E’ il più longevo proprietario di una squadra italiana essendo subentrato alla guida dell’Udinese il 28 luglio 1986

Giornata speciale quest’oggi in casa Udinese: si festeggia il compleanno del “ParonPozzo. Lunghissima la sua storia d’amore con la Società friulana.

Gianpaolo Pozzo ne assunse ufficialmente la guida il 28 luglio del 1986 subentrando a Lamberto Mazza, anche se i due si erano accordati su tutto già due mesi prima.

Come scrivono i colleghi de Il Gazzettino erano tempi bui quelli per l’Udinese coinvolta nel cosiddetto “Totonero”, risalente alla precedente gestione sportiva, e il 5 agosto l’organo disciplinare condanna il club alla retrocessione in serie B.

Il presidente Mazza e il direttore generale Corsi vengono inibiti per cinque anni. Immediato il ricorso. Il 25 agosto la Caf rivede la sentenza di primo grado: l’Udinese è penalizzata di 9 punti, da scontare nel campionato che sta per cominciare. Mazza viene assolto, per Corsi invece non ci sono sconti.

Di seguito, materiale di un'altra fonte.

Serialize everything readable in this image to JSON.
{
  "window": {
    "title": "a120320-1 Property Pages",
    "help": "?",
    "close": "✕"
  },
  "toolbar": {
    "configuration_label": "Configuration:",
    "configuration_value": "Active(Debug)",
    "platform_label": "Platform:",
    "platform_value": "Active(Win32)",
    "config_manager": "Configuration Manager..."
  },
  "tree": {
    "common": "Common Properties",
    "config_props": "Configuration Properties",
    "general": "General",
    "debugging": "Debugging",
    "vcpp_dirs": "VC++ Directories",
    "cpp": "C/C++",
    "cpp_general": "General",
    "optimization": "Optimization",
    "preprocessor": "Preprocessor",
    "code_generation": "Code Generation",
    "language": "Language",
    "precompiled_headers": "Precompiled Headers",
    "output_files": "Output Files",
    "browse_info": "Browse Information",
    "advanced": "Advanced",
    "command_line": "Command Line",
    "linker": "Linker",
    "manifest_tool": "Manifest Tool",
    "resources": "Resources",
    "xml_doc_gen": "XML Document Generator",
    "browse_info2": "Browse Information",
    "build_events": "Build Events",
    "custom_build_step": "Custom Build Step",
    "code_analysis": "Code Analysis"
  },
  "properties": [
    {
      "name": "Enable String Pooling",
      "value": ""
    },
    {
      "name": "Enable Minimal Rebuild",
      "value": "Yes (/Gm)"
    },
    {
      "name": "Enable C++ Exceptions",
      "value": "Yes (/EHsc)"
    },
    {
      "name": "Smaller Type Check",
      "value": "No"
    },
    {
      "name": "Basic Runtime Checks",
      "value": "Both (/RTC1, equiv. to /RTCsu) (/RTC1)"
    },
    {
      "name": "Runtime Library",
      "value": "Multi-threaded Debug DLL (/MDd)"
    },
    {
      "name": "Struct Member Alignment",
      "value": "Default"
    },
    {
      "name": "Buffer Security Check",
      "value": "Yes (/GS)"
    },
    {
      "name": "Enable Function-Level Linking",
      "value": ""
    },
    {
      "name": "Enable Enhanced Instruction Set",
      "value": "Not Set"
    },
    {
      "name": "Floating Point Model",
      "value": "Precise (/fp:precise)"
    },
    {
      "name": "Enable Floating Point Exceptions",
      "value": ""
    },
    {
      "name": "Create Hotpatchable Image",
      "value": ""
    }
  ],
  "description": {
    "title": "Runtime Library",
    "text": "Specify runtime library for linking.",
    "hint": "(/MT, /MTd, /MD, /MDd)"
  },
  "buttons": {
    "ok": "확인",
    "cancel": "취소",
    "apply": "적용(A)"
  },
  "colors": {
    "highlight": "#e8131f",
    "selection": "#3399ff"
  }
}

Gianpaolo Pozzo non si perde d’animo, e soprattutto non vuole tradire le attese dei tifosi bianconeri e non lo farà mai. Anni di passione e sofferenza alla guida del club friulano portato addirittura a toccare le vette della partecipazione alla Champions League.

A oggi Pozzo è il proprietario più longevo di una squadra di calcio italiana.

Ha superato anche i “mitici” Silvio Berlusconi, Renato Dall’Ara, Paolo Mazza, Achille Lauro e Domenico Luzzara. Davanti a lui c’è ormai solamente la dinastia degli Agnelli praticamente da sempre alla guida della Juventus.

Sarebbe bello che la squadra per queste due ultime partite con Salernitana e Juventus gli facesse un bel regalo conquistando almeno 4 dei 6 punti a disposizione tanto da toccare in questo torneo la cifra tonda di 50 punti in classifica.